TakeAway: Malls and shopping centers are countering lower traffic and closings of traditional brick and mortar stores by turning to unique shops and services to draw revenues.

* * * * *
Excerpt from WSJ: “New Tricks for Old Malls”

Mall giant Simon Property Group opened an aquarium at its Grapevine Mills mall. Real-estate brokerage Jones Lang LaSalle  put a fencing academy in a former Old Navy store, and a community theater on the lower level of a former Boscov’s store.

Perhaps the most unusual use of a former big-box store is William James’s Arms Room gun shop and shooting range, which opened last year in a former Circuit City store.

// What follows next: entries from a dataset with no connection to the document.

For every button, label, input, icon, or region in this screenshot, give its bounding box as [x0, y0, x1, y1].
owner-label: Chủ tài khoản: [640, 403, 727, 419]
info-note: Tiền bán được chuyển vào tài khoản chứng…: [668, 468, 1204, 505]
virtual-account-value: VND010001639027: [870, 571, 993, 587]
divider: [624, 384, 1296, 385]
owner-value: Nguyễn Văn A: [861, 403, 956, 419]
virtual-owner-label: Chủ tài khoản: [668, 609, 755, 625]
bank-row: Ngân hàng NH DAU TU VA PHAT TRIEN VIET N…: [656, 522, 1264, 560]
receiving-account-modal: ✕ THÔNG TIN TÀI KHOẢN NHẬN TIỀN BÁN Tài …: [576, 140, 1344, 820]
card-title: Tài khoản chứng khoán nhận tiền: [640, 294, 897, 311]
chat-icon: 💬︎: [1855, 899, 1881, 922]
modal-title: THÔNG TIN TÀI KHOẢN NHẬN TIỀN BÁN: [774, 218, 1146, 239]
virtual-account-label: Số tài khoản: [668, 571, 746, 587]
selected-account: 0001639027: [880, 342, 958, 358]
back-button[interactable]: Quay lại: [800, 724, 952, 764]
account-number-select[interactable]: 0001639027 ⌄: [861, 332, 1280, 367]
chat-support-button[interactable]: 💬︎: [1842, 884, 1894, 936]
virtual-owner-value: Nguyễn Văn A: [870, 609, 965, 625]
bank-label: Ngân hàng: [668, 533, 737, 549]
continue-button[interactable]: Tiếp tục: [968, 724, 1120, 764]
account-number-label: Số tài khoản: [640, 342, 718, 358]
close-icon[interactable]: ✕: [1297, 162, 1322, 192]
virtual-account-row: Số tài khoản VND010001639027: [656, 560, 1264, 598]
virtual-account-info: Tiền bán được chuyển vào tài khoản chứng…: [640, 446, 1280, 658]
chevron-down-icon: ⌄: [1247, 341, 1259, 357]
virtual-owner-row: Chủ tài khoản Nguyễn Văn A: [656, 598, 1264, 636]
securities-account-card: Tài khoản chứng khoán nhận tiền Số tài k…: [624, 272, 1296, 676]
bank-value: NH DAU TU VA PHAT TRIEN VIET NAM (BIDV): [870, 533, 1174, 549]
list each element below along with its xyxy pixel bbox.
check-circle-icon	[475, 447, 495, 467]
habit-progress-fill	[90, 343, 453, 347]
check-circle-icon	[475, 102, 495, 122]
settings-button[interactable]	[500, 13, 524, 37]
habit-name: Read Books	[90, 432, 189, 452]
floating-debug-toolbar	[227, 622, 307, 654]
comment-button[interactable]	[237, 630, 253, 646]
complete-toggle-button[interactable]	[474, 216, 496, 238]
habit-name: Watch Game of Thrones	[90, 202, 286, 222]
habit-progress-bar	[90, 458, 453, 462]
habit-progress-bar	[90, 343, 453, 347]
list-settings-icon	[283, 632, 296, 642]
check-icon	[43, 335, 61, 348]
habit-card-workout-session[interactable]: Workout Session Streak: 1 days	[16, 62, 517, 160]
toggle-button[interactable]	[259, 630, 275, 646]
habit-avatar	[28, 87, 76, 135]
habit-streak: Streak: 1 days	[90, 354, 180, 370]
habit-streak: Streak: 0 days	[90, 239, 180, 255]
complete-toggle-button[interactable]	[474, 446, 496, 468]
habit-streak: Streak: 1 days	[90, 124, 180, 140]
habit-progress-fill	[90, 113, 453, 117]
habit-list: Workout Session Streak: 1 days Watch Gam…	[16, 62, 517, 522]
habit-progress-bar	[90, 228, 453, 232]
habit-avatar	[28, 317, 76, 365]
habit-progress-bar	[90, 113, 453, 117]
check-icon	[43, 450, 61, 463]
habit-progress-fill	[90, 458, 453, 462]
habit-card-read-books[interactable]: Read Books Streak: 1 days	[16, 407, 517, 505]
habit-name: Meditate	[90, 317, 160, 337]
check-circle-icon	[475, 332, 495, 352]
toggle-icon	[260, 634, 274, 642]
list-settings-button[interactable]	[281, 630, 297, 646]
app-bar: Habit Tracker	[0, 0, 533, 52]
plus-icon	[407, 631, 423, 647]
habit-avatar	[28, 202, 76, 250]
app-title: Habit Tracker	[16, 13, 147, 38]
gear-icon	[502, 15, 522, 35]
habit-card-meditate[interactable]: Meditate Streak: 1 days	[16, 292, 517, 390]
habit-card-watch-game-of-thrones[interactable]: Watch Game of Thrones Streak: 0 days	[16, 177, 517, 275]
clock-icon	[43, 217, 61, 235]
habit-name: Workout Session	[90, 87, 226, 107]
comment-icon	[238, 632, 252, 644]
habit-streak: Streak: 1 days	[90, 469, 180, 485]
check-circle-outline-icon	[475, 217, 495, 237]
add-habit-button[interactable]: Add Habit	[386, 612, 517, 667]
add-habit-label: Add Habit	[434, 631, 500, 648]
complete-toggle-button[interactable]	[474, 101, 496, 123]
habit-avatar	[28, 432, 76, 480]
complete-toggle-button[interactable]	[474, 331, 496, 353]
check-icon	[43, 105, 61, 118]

Rising retail vacancies, and loosening rent demands from landlords at struggling shopping centers, are creating opportunity for tenants previously housed in community centers, industrial parks and home basements.

“In the past, we’ve typically been in industrial parks because of the [low] cost per square foot,” said Howard Picker, founder of Speed Raceway. But retail landlords “are coming down on price and more willing to work with tenants like us,” he said.

The proliferation of “nonretail” tenants comes as traditional stores cede ground in U.S. shopping centers because of constrained consumer spending and decades of retail overbuilding in the U.S.

Landlords are embracing unusual tenants as a way to continue drawing visitors to their shopping centers, even if those patrons aren’t necessarily coming to shop.

A little extra traffic generated by a gym or a trampoline center is better than an empty storefront that draws no one, they say.